From a theoretical point of view, there are two views on the impact of dividend taxation on the economy. The first is associated with neoclassical economic theory and inspires liberal political currents. It believes that lower taxes reduce the cost of financing for companies, as they have to compensate their shareholders less for these taxes. This has the effect of increasing corporate investment and, as a result, productivity, profits and, in the long run, dividends. An alternative view postulates that companies finance new investments by drawing on their reserves. A tax cut should therefore not affect corporate investment and productivity.
The Swiss case
The Swiss tax reform of 2011 provides an ideal framework for studying the impact of a dividend tax cut and testing these two competing theories. Let's take a step back in time. On February 24, 2008, the Swiss people accepted a corporate tax reform by a narrow majority. This package of measures was mainly aimed at reducing the tax burden on Swiss SMEs to facilitate their development and employment. In this context, the reform introduced the capital contribution principle, which allows the owner of a company to withdraw the capital provided to the company without being taxed.
When the reform came into force on January 1, 2011, an unforeseen element, which had never been discussed before the popular vote, appeared in the circular issued by the Federal Tax Administration. This circular explicitly allowed dividends to be paid from reserves from capital contributions. This new type of dividend was therefore completely tax-free. Thus, companies that had been able to obtain recognition of the constitution of such reserves since 1997 (mainly acquired through capital increases) were able to pay tax-free dividends to their shareholders. Since 2011, more than 140 Swiss listed companies have made use of this system. Our estimates indicate that an average of 10 billion Swiss francs in dividends net of tax has been paid out each year since 2011 (see Figure 1) and that these companies had, on average, reserves to pay seven years of untaxed dividends.
Figure 1: Evolution of total dividend payments (in CHF billion)
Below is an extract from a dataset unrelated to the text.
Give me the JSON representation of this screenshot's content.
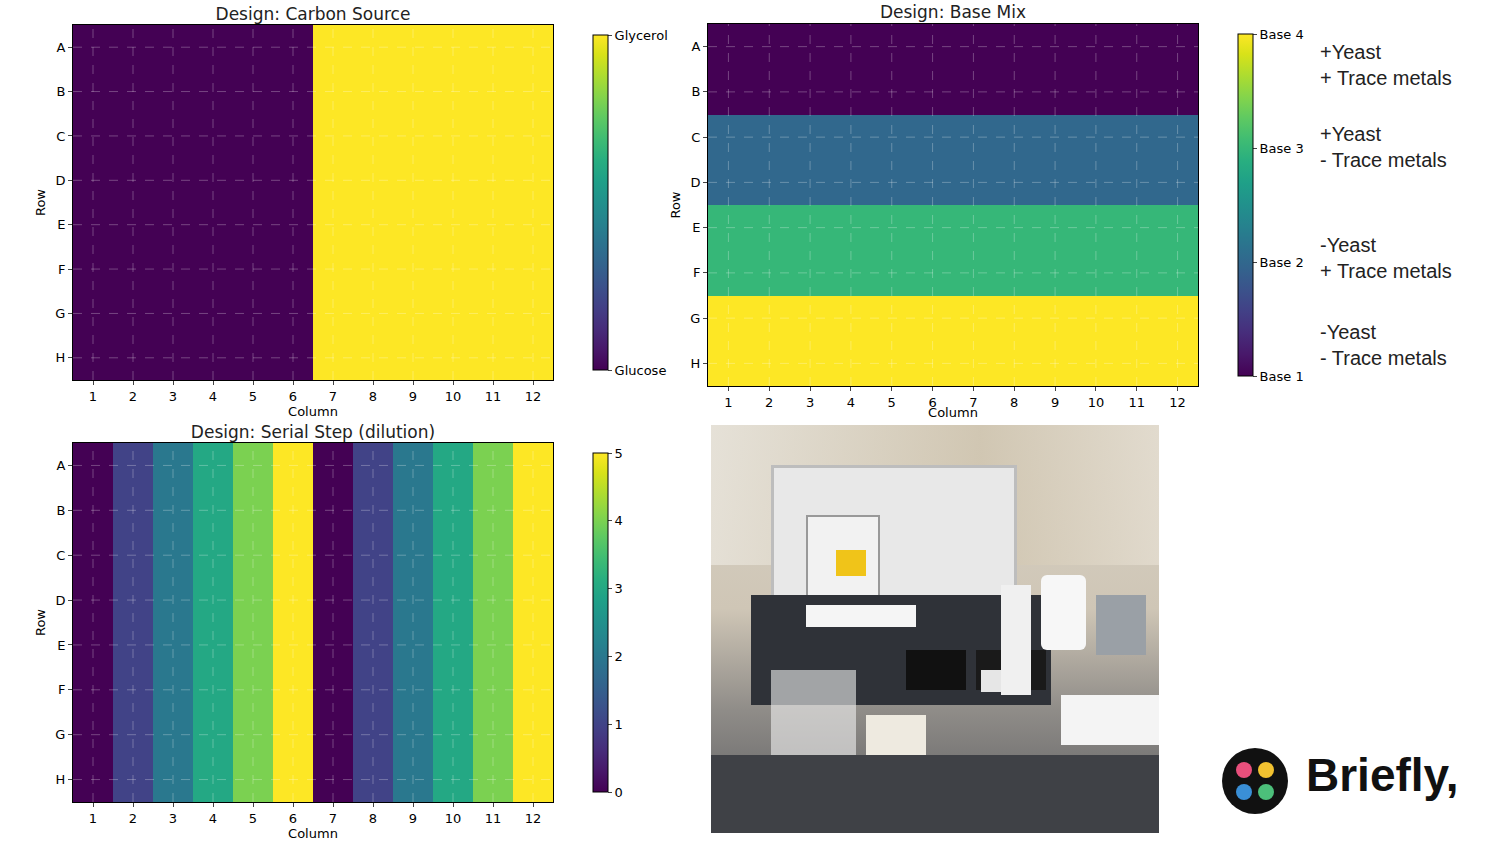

The introduction of the 2011 reform makes it possible to assess the impact of dividend taxation on corporate behaviour accurately. Indeed, we can consider that the possibility of paying a tax-free dividend was determined in a quasi-random way since it was impossible to anticipate the introduction of such a law and to build up reserves in anticipation of it. It is, therefore, possible to compare the behaviour of firms with reserves from capital contributions (RCC) with those that do not have any and that constitute a control group (without RCC). Since the business environment is the same for firms with and without RCC, any change in behaviour can be causally attributed to the tax cut.
No effect on the real economy
In a recently published study1, we analysed the behaviour of Swiss companies around the 2011 reform. In doing so, we were able to answer various open questions about the effect of dividend taxation. Our study shows that companies massively increase their dividends following the abolition of taxation (see Figure 2). Indeed, the average dividend yield and the average pay-out ratio have increased by about 30%, and the proportion of firms paying dividends has increased by 10%. The variations observed indicate that companies tend to retain too large a fraction of their resources within the company instead of redistributing them to their shareholders in the presence of taxes.
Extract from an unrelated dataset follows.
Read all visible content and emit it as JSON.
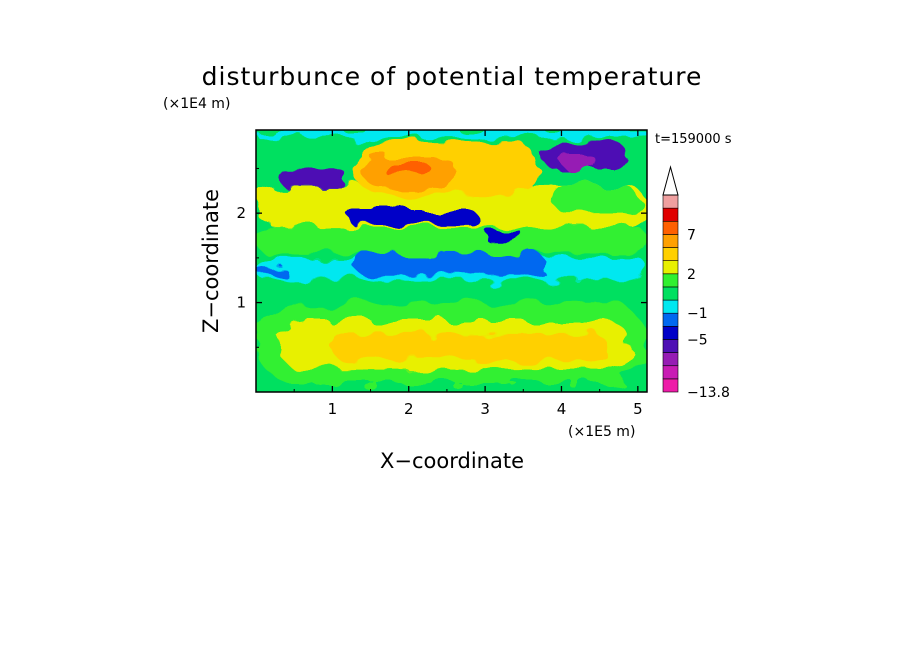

Our study shows that companies massively increased their dividends following the abolition of taxation.
Figure 2: Evolution of dividend payments
Following the announcement of tax-free dividend payments, companies' share prices affected by the reform increased by an average of 2.4%. This indicates that the removal of the tax has generated an increase in the valuation of companies. As for the real effects, we find that investments remain stable after the reform for both categories of firms (see Figure 3). This suggests that firms are relatively insensitive to the dividend tax rate and use their reserves to finance new investments.
Similarly, the number of employees and the wage levels have not been affected by the reform. Overall, our results clearly indicate that a reduction in dividend taxation has no real effect on the economy. Consequently, our study challenges the neoclassic view that any increase in dividend taxation weakens economic growth by reducing investment. Instead, our results show that a decrease in dividend taxation has a significant effect on the amount of dividends paid and the valuation of firms.
Investment, number of employees and wages: none of them has been affected by the reform.